Political pundits can now say with confidence that they knew that Liz Truss who won the Conservative Party leadership contest only last month, had to admit that her economic programme failed and she had lost the confidence of the Conservative Party in the House of Commons. The short duration – 44 days – of her prime ministerial term was quite rocky ever since her first finance minister Kwasi Kwarteng presented a budget with its tax cuts, especially for those in the higher income bracket had spooked the British markets, pulling down the British pound to dangerous lows. The reason behind the market panic was the fact that the tax cuts were not backed by any proof of how the government would manage with empty coffers. She was, however, committed to give relief to the people on their energy bills by increasing the subsidy. But again, this promise was not backed by proof of how government intended to fulfil the promise. It looked like that Truss went headlong into the vortex of an economic crisis hoping to come out of it miraculously. It was a gamble and it failed.

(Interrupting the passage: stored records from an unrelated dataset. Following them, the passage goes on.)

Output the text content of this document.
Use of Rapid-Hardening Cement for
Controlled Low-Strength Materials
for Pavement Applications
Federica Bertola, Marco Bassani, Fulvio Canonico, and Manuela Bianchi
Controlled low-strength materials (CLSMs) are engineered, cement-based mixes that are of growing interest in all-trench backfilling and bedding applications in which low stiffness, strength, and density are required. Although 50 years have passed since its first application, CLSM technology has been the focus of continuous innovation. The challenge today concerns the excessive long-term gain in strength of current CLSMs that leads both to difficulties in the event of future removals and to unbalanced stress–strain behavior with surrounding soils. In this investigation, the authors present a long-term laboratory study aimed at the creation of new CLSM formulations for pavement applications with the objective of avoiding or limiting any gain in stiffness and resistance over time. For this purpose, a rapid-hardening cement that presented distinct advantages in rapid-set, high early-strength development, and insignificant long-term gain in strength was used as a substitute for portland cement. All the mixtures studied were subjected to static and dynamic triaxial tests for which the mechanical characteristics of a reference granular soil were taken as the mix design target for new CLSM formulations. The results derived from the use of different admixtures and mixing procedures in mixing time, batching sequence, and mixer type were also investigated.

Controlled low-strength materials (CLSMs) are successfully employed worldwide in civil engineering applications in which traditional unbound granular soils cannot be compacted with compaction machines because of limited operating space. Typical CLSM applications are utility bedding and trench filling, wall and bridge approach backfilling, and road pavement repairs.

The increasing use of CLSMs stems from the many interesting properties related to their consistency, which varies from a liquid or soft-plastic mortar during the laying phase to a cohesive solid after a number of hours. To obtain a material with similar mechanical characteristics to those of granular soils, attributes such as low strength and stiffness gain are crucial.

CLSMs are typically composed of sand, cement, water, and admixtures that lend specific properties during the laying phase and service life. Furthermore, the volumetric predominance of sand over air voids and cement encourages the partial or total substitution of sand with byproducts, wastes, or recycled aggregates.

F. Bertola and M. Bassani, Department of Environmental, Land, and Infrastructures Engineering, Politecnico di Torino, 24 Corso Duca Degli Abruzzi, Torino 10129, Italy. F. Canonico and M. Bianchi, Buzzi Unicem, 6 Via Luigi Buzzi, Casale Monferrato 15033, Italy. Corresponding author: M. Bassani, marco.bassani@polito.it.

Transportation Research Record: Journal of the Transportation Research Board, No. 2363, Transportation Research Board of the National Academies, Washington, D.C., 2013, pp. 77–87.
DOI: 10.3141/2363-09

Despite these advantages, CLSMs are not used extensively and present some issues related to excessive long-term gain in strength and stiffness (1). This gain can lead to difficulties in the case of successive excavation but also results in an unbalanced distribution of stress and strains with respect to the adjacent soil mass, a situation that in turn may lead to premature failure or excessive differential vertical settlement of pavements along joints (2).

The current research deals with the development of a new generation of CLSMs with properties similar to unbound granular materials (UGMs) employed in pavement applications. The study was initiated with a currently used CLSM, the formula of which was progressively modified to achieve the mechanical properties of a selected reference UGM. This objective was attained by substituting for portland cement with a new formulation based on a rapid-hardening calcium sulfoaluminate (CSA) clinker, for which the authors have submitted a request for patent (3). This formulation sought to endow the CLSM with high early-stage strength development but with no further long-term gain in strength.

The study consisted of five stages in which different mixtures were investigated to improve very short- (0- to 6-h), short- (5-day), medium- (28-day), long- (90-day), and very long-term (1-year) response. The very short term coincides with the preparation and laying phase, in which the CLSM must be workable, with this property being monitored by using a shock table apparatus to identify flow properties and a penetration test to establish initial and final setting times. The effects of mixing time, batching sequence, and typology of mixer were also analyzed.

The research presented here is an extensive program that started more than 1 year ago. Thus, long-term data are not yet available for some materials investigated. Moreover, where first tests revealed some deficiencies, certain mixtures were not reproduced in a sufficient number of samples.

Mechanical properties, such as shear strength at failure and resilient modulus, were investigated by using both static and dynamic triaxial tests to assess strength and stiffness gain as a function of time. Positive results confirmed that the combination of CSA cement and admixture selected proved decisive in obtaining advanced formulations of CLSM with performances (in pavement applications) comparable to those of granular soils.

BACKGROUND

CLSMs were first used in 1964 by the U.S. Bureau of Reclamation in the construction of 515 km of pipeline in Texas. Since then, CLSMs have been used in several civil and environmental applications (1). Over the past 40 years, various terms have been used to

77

It is easy to explain as to why Truss failed to do her job as prime minister and head of government. She seemed too sure that as a self-proclaimed Conservative she knew exactly what is to be to fix the economy. The standard Conservative solution of lowering taxes, especially for those who are rich, is standard laissez faire economics, and the argument is based on the assumption that the big businesses with the money in their pockets because of the tax rebates would spend it on new investments and ventures, create jobs and help the economy grow. But the people most angry with this Conservative abracadabra were the Conservatives themselves. At the Conseravtive Party conference held soon after the Budget was announced, party members went into a paroxysm as it were at what seemed Truss’ irrational exuberance. Unable to face the wrath of fellow-Conservatives who had voted for her weeks before, she sacked her finance minister Kwarteng. She seemed to have believed that she had to serve up Kwarteng as the sacrificial goat as it were to save her job. The replacement of Kwarteng, Jeremy Hunt, a supporter of Rishi Sunak, the finance minister in former prime minister Boris Johnson’s cabinet, had seemed to literally throw Truss to the wolves by his arrogant statements that all that the Truss did was wrong and it had to be scrapped. A man brought in to save the government turned out to be its demolition man.
Truss has not ground to stand on, and it was inevitable that she had to announce her resignation. But she remained forthright and honest. She told Parliament that she made mistakes. Candour and honesty have not really helped her. The fact that she was only too willing to retrace her steps should have saved her from the fall. And Hunt should have remedied the situation and saved the Truss government. It looks like that Hunt came into the government to undermine the Truss government and he did. But then politics is a cruel game. It should not come as a surprise if the British media were to dig up facts to show how Hunt, backed by Sunak, had planned the fall of Truss, and how quickly he succeeded. There is speculation that the contest will be between Sunak and Penny Mordaunt to succeed Truss, and it is not being ruled out that Johnson may contest for the election as leader of the party once again. The Conservative merry-go-round is not amusing either to the people of the United Kingdom or to the Western world facing economic turmoil.